06.10.2007 ROXY, Saarbrücken

An der Moshgrenze
Früher - vor einem Vierteljahrhundert - habe ich mir in meinen besten Konzertjahren am Merchandising-Stand T-Shirts gekauft. Jetzt bin ich freilich etwas zu alt dafür, oder? Schon der erste Brachialakkord der Vorgruppe SOAPBOX aus Darmstadt dünkte mir: ist diese Lautstärke gut für meinen siechen Körper? Mit Horst und Jöbbe zusammen brachte ich es auf knapp 130 Lenze und hob damit den Altersschnitt des gut gefüllten ROXY um ein etliches. Keiner der Jungs und Mädels im Publikum hätte nicht mein Kind sein können!
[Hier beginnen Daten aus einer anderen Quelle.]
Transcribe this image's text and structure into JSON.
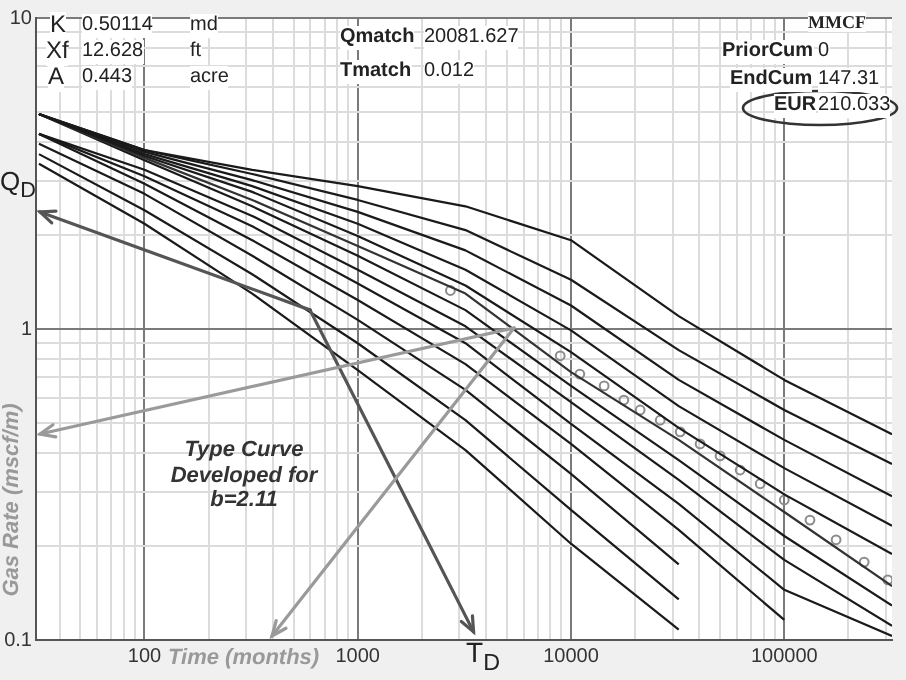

Und dann BIFFY: um halb 10 stürmten die drei Schotten die Bühne - und sie nahmen sich gar nicht erst die Zeit, um sich während des Konzertes zu entlaiben: Gitarrist Simon Neil und Drummer Ben Johnston kamen gleich halbnackt auf die Bühne, so daß auch meine letzte Synapse ahnte: es wird Schweiß fließen! Daß kein Blut floß, wunderte mich im Nachhinein dann doch: die Menge vor der Bühne begann wie auf Knopfdruck mit der ersten Hookline zu MOSHEN, POGEN und DIVEN, daß es eine "Freude" war, aber zu behaupten, dies wäre dem Konzertgenuß abträglich gewesen wäre eine glatte Lüge - es war affengeil und extrem adäquat!!! Um Horschdls Gipsarm Rechnung zu tragen, ließen wir uns ein wenig zurückdrängen bis knapp hinter die Moshgrenze, aber immer noch nahe dran und mitten drin, um die sensationelle Performance der Johnston-Brüder und ihres superben Frontmannes - der ständig zwischen zwei verschieden postierten Mikrofonen hin und her taumelte - in vollen (und doch nüchternen) Zügen zu genießen. Biffy Clyro spielten ihren Alternative-Prog-Indie-Post-Rock-Mix mit einer vehementen Leidenschaft, wie ich es lange nicht mehr live erlebt habe - immer changierend zwischen laut und leise, schräg und extrem eingängig, mit brillant dosierten instrumentalen Kabinettstückchen und ebenso brillant gesetzten dreistimmigen Gesangssätzen, die aktuellen Songs aus PUZZLE ohne Druckverlust über die Rampe schmetternd und mit den älteren (uns nicht geläufigen) Tracks tatsächlich noch einen draufsetzend! Wir hoben die (teils eingegipsten) Arme abwechselnd zum Jubeln und zur Abwehr der moshenden Meute, und die knapp 75 Minuten vergingen wie im Fluch.
Nach dem Konzert habe ich mir ein Biffy-T-Shirt gekauft.